Voici encore une troisième preuve de la divinité de Jésus-Christ que vous présente le Prophète Isaïe. Ecoutez-le L’Egypte avec tous ses travaux, l’Ethiopie avec son trafic, Saba avec ses hommes d’une haute taille, se prosterneront devant vous, ils seront vos esclaves, ils marcheront à votre suite chargés de fers, ils vous adoreront, parce qu’en vous est le Dieu fort et qu’il n’y a point d’autre Dieu que vous ; car vous êtes vraiment Dieu, et nous l’ignorions ; vous êtes le Dieu Sauveur d’Israël. (Esaïe 55.14, 15, Sept.) Ne reconnaissez-vous pas ici Dieu le Fils ayant en lui Dieu son Père ? N’est-ce pas l’expression succincte de ces autres paroles de l’Evangile : Mon Père est en moi, et moi en mon Père ? (Jean 14.11.) Car faites-y attention ; il ne dit pas Je suis le Père, mais, Le Père est en moi ; il ne dit pas non plus : Moi et mon Père je suis un, mais, Moi et mon Père nous sommes un ; (Jean 10.30.) et cela pour que nous ne nous égarions pas, et que nous ne confondions pas le Fils avec le Père. Il est Un, parce que Dieu a engendré Dieu, et que la divinité est indivisible. Il est un, parce que la royauté est indivisible, parce que le Père ne règne pas ici, et le Fils là, comme Absalon qui disputa à son Père des lambeaux de royauté. Mais là où règne le Père, règne aussi le Fils. Enfin ils sont un, pour que vous compreniez qu’il n’y a aucune distance entr’eux, que les volontés du Père ne sont pas autres que celles du Fils, que les œuvres de l’un sont les œuvres de l’autre, que le mot un rend l’œuvre commune à tous deux, le Père faisant tout par le Fils ; car le Psalmiste a dit : Il a dit, et tout a été fait ; il a commandé, et tout a été créé. (Psaumes 148.5.) Or, celui qui dit, parle à celui qui écoute ; celui qui commande, s’adresse à celui qui est présent.

XVII.

Le Fils de Dieu est donc vrai Dieu, ayant en soi-même son Père sans être devenu Père[4], et sans avoir subi de mutation. Car ce n’est pas le Père qui s’est incarné, mais le Fils. Et pour marcher sur la ligne droite sans dévier ni à droite ni à gauche, ce n’est pas le Père qui a souffert pour nous, mais c’est le Père qui a délégué celui qui devait souffrir pour nous. Ne divaguons pas et ne disons pas : Il fut un temps où le Fils n’était pas, et n’admettons pas une confusion du Père avec le Fils (la filio-paternité) allons droit devant nous, sans décliner à droite ou à gauche (Nombres 20.17) ; et ne croyons pas rendre plus d’honneur au Fils en lui attribuant le titre de Père, ou faire plus d’honneur au Père en lui attribuant la création du Fils, mais rendons hommage à un seul Père par un seul Fils, sans diviser notre adoration. Nous prêchons un seul Fils assis à la droite de son Père avant les siècles, non-seulement depuis sa passion, mais de toute éternité.

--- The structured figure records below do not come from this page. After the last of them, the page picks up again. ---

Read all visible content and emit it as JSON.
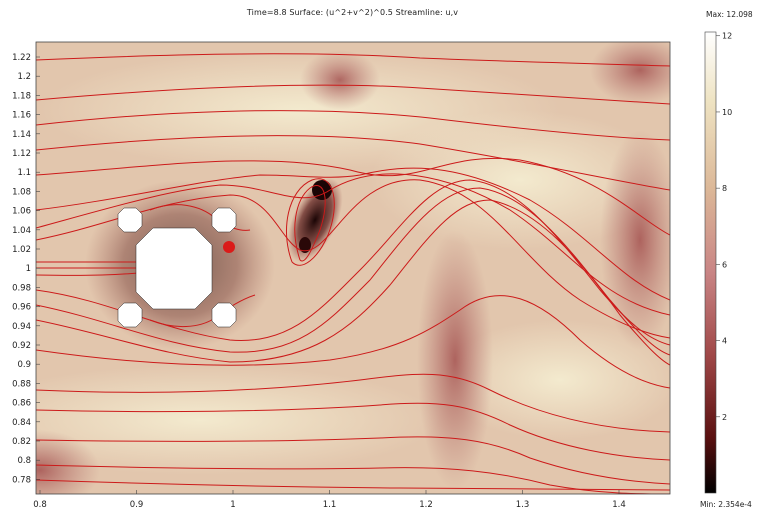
{
  "title": "Time=8.8   Surface: (u^2+v^2)^0.5   Streamline: u,v",
  "colorbar": {
    "max_label": "Max: 12.098",
    "min_label": "Min: 2.354e-4",
    "ticks": [
      "12",
      "10",
      "8",
      "6",
      "4",
      "2"
    ],
    "colors": [
      "#000000",
      "#5a1010",
      "#a04848",
      "#c98585",
      "#dcb898",
      "#eee3c2",
      "#ffffff"
    ]
  },
  "axes": {
    "x_ticks": [
      "0.8",
      "0.9",
      "1",
      "1.1",
      "1.2",
      "1.3",
      "1.4"
    ],
    "y_ticks": [
      "1.22",
      "1.2",
      "1.18",
      "1.16",
      "1.14",
      "1.12",
      "1.1",
      "1.08",
      "1.06",
      "1.04",
      "1.02",
      "1",
      "0.98",
      "0.96",
      "0.94",
      "0.92",
      "0.9",
      "0.88",
      "0.86",
      "0.84",
      "0.82",
      "0.8",
      "0.78"
    ]
  },
  "colors": {
    "streamline": "#cc1a1a",
    "background": "#e6cdb4",
    "obstacle": "#ffffff"
  }
}
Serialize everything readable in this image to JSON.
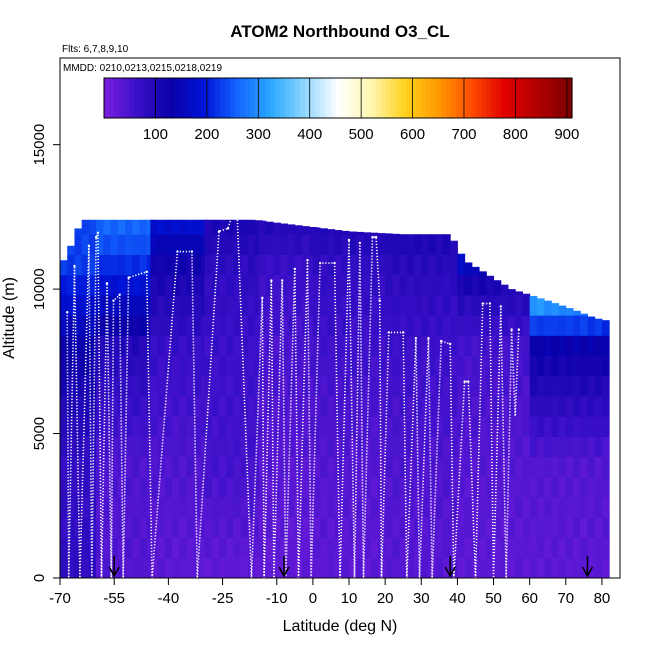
{
  "chart_data": {
    "type": "heatmap",
    "title": "ATOM2 Northbound O3_CL",
    "subtitle_flights": "Flts: 6,7,8,9,10",
    "subtitle_dates": "MMDD: 0210,0213,0215,0218,0219",
    "xlabel": "Latitude (deg N)",
    "ylabel": "Altitude (m)",
    "xlim": [
      -70,
      85
    ],
    "ylim": [
      0,
      18000
    ],
    "x_ticks": [
      -70,
      -55,
      -40,
      -25,
      -10,
      0,
      10,
      20,
      30,
      40,
      50,
      60,
      70,
      80
    ],
    "x_tick_labels": [
      "-70",
      "-55",
      "-40",
      "-25",
      "-10",
      "0",
      "10",
      "20",
      "30",
      "40",
      "50",
      "60",
      "70",
      "80"
    ],
    "y_ticks": [
      0,
      5000,
      10000,
      15000
    ],
    "y_tick_labels": [
      "0",
      "5000",
      "10000",
      "15000"
    ],
    "colorbar": {
      "range": [
        0,
        910
      ],
      "ticks": [
        100,
        200,
        300,
        400,
        500,
        600,
        700,
        800,
        900
      ],
      "tick_labels": [
        "100",
        "200",
        "300",
        "400",
        "500",
        "600",
        "700",
        "800",
        "900"
      ],
      "colors": [
        "#7a1fe0",
        "#3a10c8",
        "#0a00a8",
        "#0014d8",
        "#1466ff",
        "#2aa8ff",
        "#8fd6ff",
        "#ffffff",
        "#fff6b0",
        "#ffd21e",
        "#ff9a00",
        "#ff4c00",
        "#e00000",
        "#b00000",
        "#7a0000"
      ]
    },
    "curtain_top_altitude": [
      [
        -70,
        10800
      ],
      [
        -68,
        11200
      ],
      [
        -66,
        11800
      ],
      [
        -64,
        12400
      ],
      [
        -40,
        12400
      ],
      [
        -22,
        12400
      ],
      [
        -16,
        12400
      ],
      [
        -10,
        12300
      ],
      [
        10,
        12000
      ],
      [
        25,
        11900
      ],
      [
        38,
        11900
      ],
      [
        42,
        11000
      ],
      [
        55,
        10000
      ],
      [
        65,
        9600
      ],
      [
        72,
        9300
      ],
      [
        78,
        9000
      ],
      [
        82,
        8900
      ]
    ],
    "column_ozone_ppb": [
      {
        "lat_range": [
          -70,
          -60
        ],
        "values": [
          [
            0,
            80
          ],
          [
            4000,
            75
          ],
          [
            8000,
            130
          ],
          [
            11000,
            230
          ]
        ]
      },
      {
        "lat_range": [
          -60,
          -45
        ],
        "values": [
          [
            0,
            40
          ],
          [
            4000,
            45
          ],
          [
            8000,
            95
          ],
          [
            10000,
            180
          ],
          [
            12000,
            260
          ]
        ]
      },
      {
        "lat_range": [
          -45,
          -30
        ],
        "values": [
          [
            0,
            30
          ],
          [
            4000,
            45
          ],
          [
            8000,
            70
          ],
          [
            11000,
            120
          ],
          [
            12400,
            190
          ]
        ]
      },
      {
        "lat_range": [
          -30,
          -15
        ],
        "values": [
          [
            0,
            25
          ],
          [
            4000,
            55
          ],
          [
            8000,
            65
          ],
          [
            11000,
            85
          ],
          [
            12400,
            110
          ]
        ]
      },
      {
        "lat_range": [
          -15,
          0
        ],
        "values": [
          [
            0,
            25
          ],
          [
            4000,
            35
          ],
          [
            8000,
            50
          ],
          [
            11000,
            70
          ],
          [
            12300,
            100
          ]
        ]
      },
      {
        "lat_range": [
          0,
          20
        ],
        "values": [
          [
            0,
            30
          ],
          [
            4000,
            40
          ],
          [
            8000,
            60
          ],
          [
            11000,
            80
          ],
          [
            12000,
            100
          ]
        ]
      },
      {
        "lat_range": [
          20,
          40
        ],
        "values": [
          [
            0,
            35
          ],
          [
            4000,
            45
          ],
          [
            8000,
            65
          ],
          [
            11000,
            90
          ],
          [
            11900,
            110
          ]
        ]
      },
      {
        "lat_range": [
          40,
          60
        ],
        "values": [
          [
            0,
            30
          ],
          [
            4000,
            38
          ],
          [
            8000,
            55
          ],
          [
            10000,
            100
          ],
          [
            11000,
            180
          ]
        ]
      },
      {
        "lat_range": [
          60,
          82
        ],
        "values": [
          [
            0,
            30
          ],
          [
            4000,
            40
          ],
          [
            8000,
            130
          ],
          [
            9000,
            260
          ],
          [
            9600,
            330
          ]
        ]
      }
    ],
    "profile_flight_track": [
      [
        -68,
        9200
      ],
      [
        -67.6,
        0
      ],
      [
        -66,
        10800
      ],
      [
        -64.5,
        0
      ],
      [
        -62,
        11500
      ],
      [
        -61.2,
        0
      ],
      [
        -60,
        11800
      ],
      [
        -59.5,
        11950
      ],
      [
        -58.5,
        0
      ],
      [
        -57,
        10200
      ],
      [
        -55.8,
        0
      ],
      [
        -55.2,
        9600
      ],
      [
        -53.5,
        9800
      ],
      [
        -52.5,
        0
      ],
      [
        -51,
        10400
      ],
      [
        -46,
        10600
      ],
      [
        -44.5,
        0
      ],
      [
        -37.5,
        11300
      ],
      [
        -33.5,
        11300
      ],
      [
        -32,
        0
      ],
      [
        -26,
        12000
      ],
      [
        -23.5,
        12100
      ],
      [
        -22,
        12700
      ],
      [
        -21,
        12700
      ],
      [
        -17,
        0
      ],
      [
        -14,
        9700
      ],
      [
        -13.5,
        0
      ],
      [
        -11.5,
        10300
      ],
      [
        -10.8,
        0
      ],
      [
        -8.5,
        10300
      ],
      [
        -7.5,
        0
      ],
      [
        -5,
        10700
      ],
      [
        -4,
        0
      ],
      [
        -1.5,
        11000
      ],
      [
        -0.5,
        0
      ],
      [
        2,
        10900
      ],
      [
        6,
        10900
      ],
      [
        7.5,
        0
      ],
      [
        10,
        11700
      ],
      [
        11.5,
        0
      ],
      [
        13,
        11600
      ],
      [
        14,
        0
      ],
      [
        16.5,
        11800
      ],
      [
        17.5,
        11800
      ],
      [
        18.5,
        9600
      ],
      [
        19,
        0
      ],
      [
        21,
        8500
      ],
      [
        25,
        8500
      ],
      [
        26,
        0
      ],
      [
        28.5,
        8300
      ],
      [
        29.5,
        0
      ],
      [
        32,
        8300
      ],
      [
        33,
        0
      ],
      [
        35.5,
        8200
      ],
      [
        38,
        8100
      ],
      [
        39,
        0
      ],
      [
        42,
        6800
      ],
      [
        43,
        6800
      ],
      [
        45,
        0
      ],
      [
        47,
        9500
      ],
      [
        49,
        9500
      ],
      [
        50,
        0
      ],
      [
        52,
        9400
      ],
      [
        53.5,
        0
      ],
      [
        55,
        8600
      ],
      [
        56,
        5600
      ],
      [
        57,
        8600
      ]
    ],
    "sounding_markers_lat": [
      -55,
      -8,
      38,
      76
    ]
  }
}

[14] Sans être devenu Père.
Cyrille emploie ici une arme à deux tranchants, dont il frappe tout à la fois les Patropassiens ou Sabelliens, et les Ariens. Quant aux premiers tout en les attaquant les uns et les autres, il y met une espèce de ménagement ; lorsqu’il dit : Disons la vérité toute entière, on croirait qu’il craint de rencontrer parmi les ennemis de l’Eglise son ami Marcel d’Ancyre que les Ariens accusaient et que quelques Catholiques soupçonnaient de Sabellianisme, notamment Eusèbe. Il était alors difficile de naviguer entre Sabellius et Arius, sans échouer sur l’un ou l’autre écueil. La barque de Pierre triompha de l’un et de l’autre.
Sabellius enseignait qu’il n’y a en Dieu qu’une seule personne qui est le Père, duquel le Fils et le Saint-Esprit sont des attributs, des émanations, ou des opérations, et non des personnes subsistantes. Dieu le Père, disait-il, est comme la substance du soleil, le Fils en est la lumière, et le Saint-Esprit la chaleur. De cette substance est émané le Verbe comme un rayon divin, et il s’est uni à Jésus-Christ pour opérer l’œuvre de notre rédemption ; il est ensuite remonté au Père comme un rayon à sa source, et la chaleur divine du Père sous le nom de Saint-Esprit a été communiqué aux Apôtres. Ils usaient encore d’une autre comparaison non moins grossière, en disant que la première personne de la sainte Trinité est dans la dignité, comme le corps est dans l’homme, que la seconde en est l’âme, que la troisième en est l’esprit.
De là il s’en suivait évidemment que Jésus-Christ n’était point une personne divine, mais une personne humaine, qu’il n’était ni Dieu, ni Fils de Dieu, dans le vrai sens du terme, mais seulement dans un sens abusif, parce que la lumière du Père lui a été communiquée et a demeuré en lui. Pour admettre une incarnation, Sabellius était obligé de dire que c’était Dieu le Père qui s’était incarné, qui avait souffert et qui était mort pour nous sauver. Conséquemment les Pères de l’Eglise qui ont écrit contre lui l’ont mis avec les Patropassiens, sectateurs de Praxéas et de Noëtus. Pour soutenir son erreur il s’appuyait de ces paroles de Jésus-Christ : Mon Père et moi sommes une même chose. Ego et Pater unum sumus.

XVIII.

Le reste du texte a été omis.